Informativo de Jurisprudência n.º 113

As notas aqui divulgadas foram colhidas nas sessões de julgamento e elaboradas pelo Grupo de Apoio da SUDJU, não se constituindo repositório oficial da jurisprudência deste Tribunal. O conteúdo efetivo das decisões resumidas deverá ser obtido quando das publicações no Diário da Justiça.

Período: 01 a 15 de setembro de 2006

Conselho Especial

NOMEAÇÃO DO PROCURADOR-GERAL DO MINISTÉRIO PÚBLICO JUNTO AO TCDF - NORMA DE EFEITO CONCRETO

O Decreto de nomeação do novo Procurador-Geral do Ministério Público junto ao Tribunal de Contas do Distrito Federal, por ser norma de efeito concreto sem coeficiente de normatividade ou generalidade, não pode ser impugnado por meio de Ação Direta de Inconstitucionalidade.

 

20060020031993ADI, Rel. Des. HERMENEGILDO GONÇALVES, Data do Julgamento 29/08/2006.

AUXÍLIO-NATALIDADE - ADOÇÃO DE MENOR

Deve ser concedido o benefício auxílio-natalidade ao cônjuge ou companheiro servidor público em virtude da adoção de menor. Embora não conste previsão expressa no artigo 196, caput e § 2º da Lei 8.112/90 acerca da adoção, uma vez que nos termos do artigo 227, § 6º da Constituição Federal os filhos, havidos ou não da relação do casamento ou por adoção, terão os mesmos direitos e qualificações, proibidas quaisquer designações discriminatórias relativas à filiação.

 

20060020015410MSG, Rel. Des. WALDIR LEÔNCIO JUNIOR, Data do Julgamento 29/08/2006.

2ª Câmara Cível

LICITAÇÃO PÚBLICA - "EXCEPTIO NON ADIMPLETI CONTRACTUS"

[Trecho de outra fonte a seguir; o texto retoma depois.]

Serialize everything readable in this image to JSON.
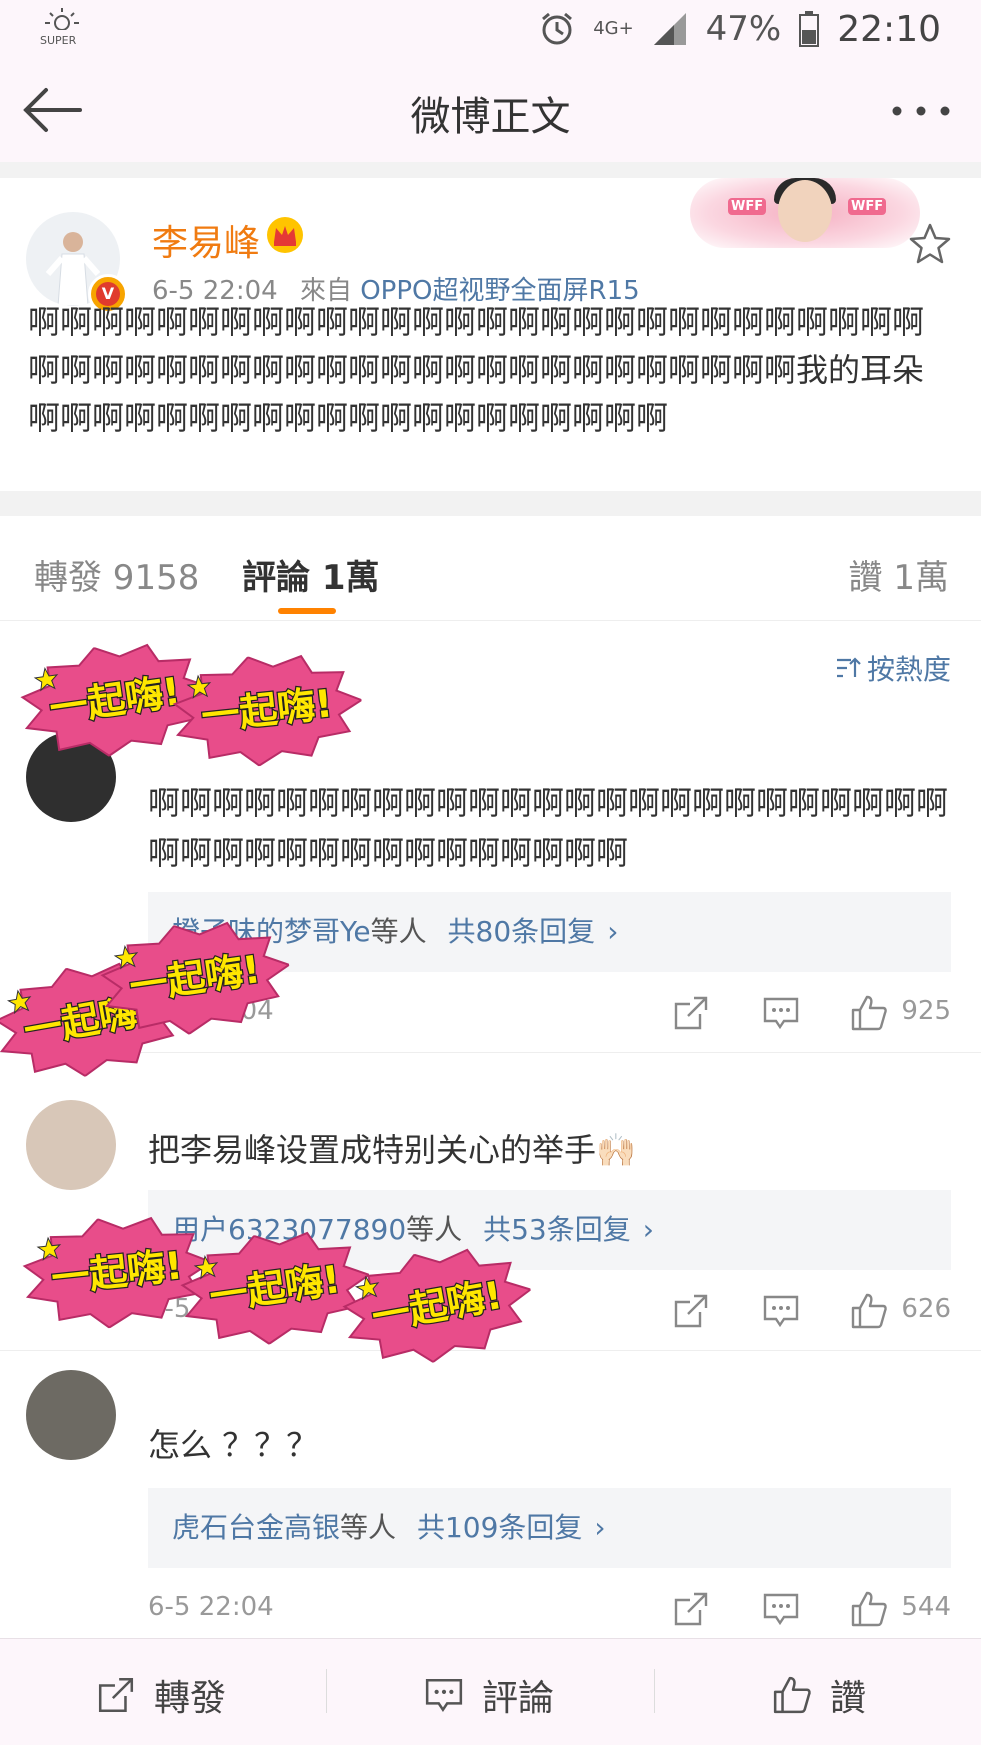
{
  "status_bar": {
    "left_icon": "super-sun-icon",
    "super_label": "SUPER",
    "network": "4G+",
    "battery_pct": "47%",
    "time": "22:10"
  },
  "navbar": {
    "title": "微博正文",
    "back_icon": "back-arrow-icon",
    "more_icon": "more-dots-icon"
  },
  "post": {
    "username": "李易峰",
    "time": "6-5 22:04",
    "from_label": "來自",
    "source": "OPPO超视野全面屏R15",
    "text": "啊啊啊啊啊啊啊啊啊啊啊啊啊啊啊啊啊啊啊啊啊啊啊啊啊啊啊啊啊啊啊啊啊啊啊啊啊啊啊啊啊啊啊啊啊啊啊啊啊啊啊啊我的耳朵啊啊啊啊啊啊啊啊啊啊啊啊啊啊啊啊啊啊啊啊",
    "deco_tag": "WFF"
  },
  "tabs": {
    "repost": "轉發 9158",
    "comments": "評論 1萬",
    "likes": "讚 1萬"
  },
  "sort_label": "按熱度",
  "comments": [
    {
      "text": "啊啊啊啊啊啊啊啊啊啊啊啊啊啊啊啊啊啊啊啊啊啊啊啊啊啊啊啊啊啊啊啊啊啊啊啊啊啊啊啊",
      "reply_who": "橙子味的梦哥Ye",
      "reply_mid": "等人",
      "reply_count": "共80条回复",
      "time": "6-5 22:04",
      "likes": "925"
    },
    {
      "text": "把李易峰设置成特别关心的举手🙌🏻",
      "reply_who": "用户6323077890",
      "reply_mid": "等人",
      "reply_count": "共53条回复",
      "time": "6-5 22:04",
      "likes": "626"
    },
    {
      "text": "怎么 ？？？",
      "reply_who": "虎石台金高银",
      "reply_mid": "等人",
      "reply_count": "共109条回复",
      "time": "6-5 22:04",
      "likes": "544"
    }
  ],
  "sticker_text": "一起嗨!",
  "bottom_bar": {
    "repost": "轉發",
    "comment": "評論",
    "like": "讚"
  },
  "colors": {
    "orange": "#ff8200",
    "link_blue": "#4f78a5",
    "sticker_pink": "#e84d8a",
    "sticker_yellow": "#ffe600"
  }
}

Aquele que adquire, por meio de licitação pública, terreno urbano situado em loteamento, não tem o direito de opor a "exceptio non adimpleti contractus" à Terracap, sob a alegação de que esta não cumpriu com a obrigação de entregar o imóvel com disponibilidade imediata para construção. A uma porque a escritura de compra e venda não previu essa obrigação; a duas porque o comprador não pode imputar ao credor a culpa pelo descumprimento do contrato se ele mesmo encontra-se em inadimplência com as prestações. O voto minoritário foi no sentido de que é aplicável a exceção do contrato não cumprido, afastando o direito de rescisão contratual perpetrado pela Terracap, visto que a obrigação de entregar os imóveis prontos para a construção constava nos anexos do edital. Isso porque, como o contrato resultou de um procedimento administrativo, que tem natureza sui generis, impende observar os preceitos da Lei de Licitações e Contratos Públicos, bem como o Código Consumeirista. Maioria.

 

20040111227828EIC, Rel. Designado Des. Convocado CARLOS RODRIGUES, Data do Julgamento 11/09/2006.

3ª Câmara Cível

APLICAÇÃO FINANCEIRA DE VALORES DE TERCEIROS - ENCARGOS DE MORA

O devedor que retém quantia devida em razão de contrato e, tornando-se inadimplente, realiza aplicações financeiras valendo-se desses valores, deverá ser condenado a devolver o principal acrescido dos rendimentos obtidos nas aplicações, bem como arcar com os consectários da mora - juros e correção monetária. In casu, não há que se falar em bis in idem haja vista a natureza diversa desses valores. Outrossim, ratificar tal conduta redundaria em privilégio à inadimplência e ao enriquecimento ilícito do devedor. O voto minoritário entende que condenar ao pagamento cumulado importa em dupla incidência sobre o valor devido. Maioria.

 

20010110608214EIC, Relª. Desª. NIDIA CORREA LIMA, Data do Julgamento 04/09/2006.

1ª Turma Criminal

NULIDADE DO JURI - DEFICIÊNCIA DA QUESITAÇÃO

É nulo o julgamento pelo Júri que apresenta a indagação de dois quesitos obrigatórios reunidos em uma pergunta, ainda mais se demonstrado que aqueles são contraditórios entre si.

 

20040310192643APR, Rel. Des. EDSON ALFREDO SMANIOTTO, Data do Julgamento 24/08/2006.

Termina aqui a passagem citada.